Dharun Ravi Wants Hate Crime Convictions Dismissed
A former Rutgers University student who was convicted of hate crimes for using a webcam to see a snippet of his roommate kissing another man is asking a judge to overturn the jury’s verdict.
Lawyers for 20-year-old Dharun Ravi spelled out their position in a court filing Tuesday, saying the jury got it wrong.
PREVIOUS: Jury Finds Dharun Ravi Guilty
In a legal filing Tuesday, Dharun Ravi’s lawyers said the jury convicted him in March despite evidence that he was not guilty of invading the privacy or intimidating roommate Tyler Clementi, who killed himself days after the webcam was used.
And on the most disputed and serious charges — bias intimidation — the lawyers say the law was misused. On some of those counts, the jury found that Ravi did not mean to intimidate Clementi or the other man, but that Clementi reasonably believed he did. Jurors said as much both in their findings in court and in comments afterward to journalists. Copies of some news articles were included with the brief to support Ravi’s lawyers’ position.
“To criminalize a defendant for a victim’s mistaken belief about the defendant’s motive would turn the bias intimidation statute into a mockery of itself,” wrote the lawyers, Steven Altman and Philip Nettl. It is standard practice for lawyers to ask for a judge to overturn a conviction after a jury delivers it. In Ravi’s case, the request is for the judge to acquit Ravi entirely — or at least grant him a new trial.
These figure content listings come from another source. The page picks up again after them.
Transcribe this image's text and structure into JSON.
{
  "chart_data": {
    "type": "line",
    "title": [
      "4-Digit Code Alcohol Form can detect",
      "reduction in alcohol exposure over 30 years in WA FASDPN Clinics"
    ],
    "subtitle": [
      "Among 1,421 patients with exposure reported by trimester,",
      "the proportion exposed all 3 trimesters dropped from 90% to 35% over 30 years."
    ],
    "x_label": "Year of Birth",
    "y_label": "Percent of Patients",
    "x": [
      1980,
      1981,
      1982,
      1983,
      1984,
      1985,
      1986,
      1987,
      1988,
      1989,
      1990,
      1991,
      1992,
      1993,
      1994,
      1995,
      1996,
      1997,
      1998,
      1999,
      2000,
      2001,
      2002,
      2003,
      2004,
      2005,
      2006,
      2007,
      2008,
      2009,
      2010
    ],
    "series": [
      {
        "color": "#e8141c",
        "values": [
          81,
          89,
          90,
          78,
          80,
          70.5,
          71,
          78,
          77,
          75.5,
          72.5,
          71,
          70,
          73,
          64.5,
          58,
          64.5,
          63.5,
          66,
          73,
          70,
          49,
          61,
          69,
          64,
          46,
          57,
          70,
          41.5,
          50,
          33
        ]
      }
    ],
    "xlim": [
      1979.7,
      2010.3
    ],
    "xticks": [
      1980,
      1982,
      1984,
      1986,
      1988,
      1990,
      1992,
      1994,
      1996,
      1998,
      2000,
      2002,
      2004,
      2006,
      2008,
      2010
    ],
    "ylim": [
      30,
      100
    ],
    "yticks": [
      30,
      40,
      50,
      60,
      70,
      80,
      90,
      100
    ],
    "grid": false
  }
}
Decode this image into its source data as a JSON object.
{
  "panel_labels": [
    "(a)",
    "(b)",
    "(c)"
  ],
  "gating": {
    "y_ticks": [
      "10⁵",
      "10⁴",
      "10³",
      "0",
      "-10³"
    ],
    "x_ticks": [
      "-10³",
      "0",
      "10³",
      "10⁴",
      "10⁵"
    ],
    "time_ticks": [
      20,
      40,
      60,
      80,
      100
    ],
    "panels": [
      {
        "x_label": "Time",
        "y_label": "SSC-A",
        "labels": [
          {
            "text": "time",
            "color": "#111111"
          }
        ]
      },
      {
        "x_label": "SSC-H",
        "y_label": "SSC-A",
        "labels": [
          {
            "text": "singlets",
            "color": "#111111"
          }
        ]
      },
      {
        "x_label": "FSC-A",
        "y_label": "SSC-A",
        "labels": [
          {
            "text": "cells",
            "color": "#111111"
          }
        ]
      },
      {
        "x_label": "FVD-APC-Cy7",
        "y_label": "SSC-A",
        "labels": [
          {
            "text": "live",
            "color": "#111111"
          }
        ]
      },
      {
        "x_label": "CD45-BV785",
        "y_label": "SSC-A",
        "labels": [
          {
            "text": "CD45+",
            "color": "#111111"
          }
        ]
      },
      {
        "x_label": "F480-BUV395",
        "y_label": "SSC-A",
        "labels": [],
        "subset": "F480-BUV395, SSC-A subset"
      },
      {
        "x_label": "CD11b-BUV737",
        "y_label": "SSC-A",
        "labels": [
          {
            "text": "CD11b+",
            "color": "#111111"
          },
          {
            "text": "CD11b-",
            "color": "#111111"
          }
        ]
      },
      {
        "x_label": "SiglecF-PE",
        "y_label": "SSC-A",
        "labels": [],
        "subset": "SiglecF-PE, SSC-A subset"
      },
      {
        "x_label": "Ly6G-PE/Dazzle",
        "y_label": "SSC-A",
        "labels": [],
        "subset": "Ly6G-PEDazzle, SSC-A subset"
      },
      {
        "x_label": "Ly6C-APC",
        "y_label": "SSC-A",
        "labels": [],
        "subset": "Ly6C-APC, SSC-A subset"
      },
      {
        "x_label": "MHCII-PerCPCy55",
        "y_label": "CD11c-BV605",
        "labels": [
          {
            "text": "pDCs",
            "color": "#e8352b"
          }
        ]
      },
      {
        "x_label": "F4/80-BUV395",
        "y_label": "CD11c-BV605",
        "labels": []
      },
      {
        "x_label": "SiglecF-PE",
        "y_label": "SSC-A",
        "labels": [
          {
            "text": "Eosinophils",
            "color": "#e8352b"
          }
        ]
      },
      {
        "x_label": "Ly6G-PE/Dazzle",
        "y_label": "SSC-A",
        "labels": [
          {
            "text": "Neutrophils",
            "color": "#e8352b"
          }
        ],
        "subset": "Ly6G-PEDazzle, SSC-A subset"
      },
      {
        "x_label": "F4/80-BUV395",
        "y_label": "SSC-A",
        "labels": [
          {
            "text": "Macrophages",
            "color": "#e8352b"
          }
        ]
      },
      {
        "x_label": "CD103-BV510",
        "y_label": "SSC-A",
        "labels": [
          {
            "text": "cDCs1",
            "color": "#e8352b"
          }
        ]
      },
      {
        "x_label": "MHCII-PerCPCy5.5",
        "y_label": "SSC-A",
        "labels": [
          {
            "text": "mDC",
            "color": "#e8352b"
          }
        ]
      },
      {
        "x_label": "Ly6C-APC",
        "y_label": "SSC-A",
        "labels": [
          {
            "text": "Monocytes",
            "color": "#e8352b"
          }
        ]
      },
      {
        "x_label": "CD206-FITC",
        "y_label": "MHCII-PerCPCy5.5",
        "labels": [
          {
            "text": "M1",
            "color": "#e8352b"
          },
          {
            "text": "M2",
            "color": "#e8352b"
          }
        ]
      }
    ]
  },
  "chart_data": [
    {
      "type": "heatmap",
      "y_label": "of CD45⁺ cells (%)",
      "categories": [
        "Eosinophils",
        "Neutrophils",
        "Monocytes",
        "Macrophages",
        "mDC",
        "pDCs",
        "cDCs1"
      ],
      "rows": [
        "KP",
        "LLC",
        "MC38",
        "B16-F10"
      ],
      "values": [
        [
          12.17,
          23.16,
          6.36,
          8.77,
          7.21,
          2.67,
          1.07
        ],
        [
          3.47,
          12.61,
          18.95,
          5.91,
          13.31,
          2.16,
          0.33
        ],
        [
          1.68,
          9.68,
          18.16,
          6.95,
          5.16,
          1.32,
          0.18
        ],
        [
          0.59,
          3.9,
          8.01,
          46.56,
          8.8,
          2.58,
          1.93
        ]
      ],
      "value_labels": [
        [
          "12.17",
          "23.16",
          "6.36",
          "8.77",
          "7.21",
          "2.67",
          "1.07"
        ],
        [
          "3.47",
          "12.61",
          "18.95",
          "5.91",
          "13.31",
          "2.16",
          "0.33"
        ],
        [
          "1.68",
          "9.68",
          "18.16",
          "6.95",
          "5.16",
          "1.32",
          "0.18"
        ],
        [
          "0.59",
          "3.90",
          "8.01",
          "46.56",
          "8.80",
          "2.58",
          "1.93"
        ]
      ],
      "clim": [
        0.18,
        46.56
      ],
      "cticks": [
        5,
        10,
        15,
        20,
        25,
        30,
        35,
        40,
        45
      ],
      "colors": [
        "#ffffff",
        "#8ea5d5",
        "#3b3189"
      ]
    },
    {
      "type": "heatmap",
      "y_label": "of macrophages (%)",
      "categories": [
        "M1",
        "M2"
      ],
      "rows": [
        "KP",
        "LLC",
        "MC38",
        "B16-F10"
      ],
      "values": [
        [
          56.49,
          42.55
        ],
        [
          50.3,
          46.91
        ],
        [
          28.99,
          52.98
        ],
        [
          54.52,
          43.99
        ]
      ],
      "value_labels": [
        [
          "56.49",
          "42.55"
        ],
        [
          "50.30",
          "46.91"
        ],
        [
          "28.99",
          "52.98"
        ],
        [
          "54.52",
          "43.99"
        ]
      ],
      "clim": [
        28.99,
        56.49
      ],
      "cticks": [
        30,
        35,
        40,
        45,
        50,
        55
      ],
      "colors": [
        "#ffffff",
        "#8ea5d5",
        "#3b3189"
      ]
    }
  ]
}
The lawyers said that the jury was wrong on invasion of privacy charges because the snippets video that Ravi and others saw did not show sexual acts or nudity.
Jurors found Ravi guilty of all 15 counts associated with using his webcam to spy on roommate Tyler Clementi in September 2010. Clementi killed himself days later by jumping off the George Washington Bridge. His death brought attention to cyberbullying and the treatment of young gays.
Ravi could face 10 years in prison when he’s sentenced next month.
Ravi’s lawyers are asking for a judge to acquit him — or at least grant a new trial.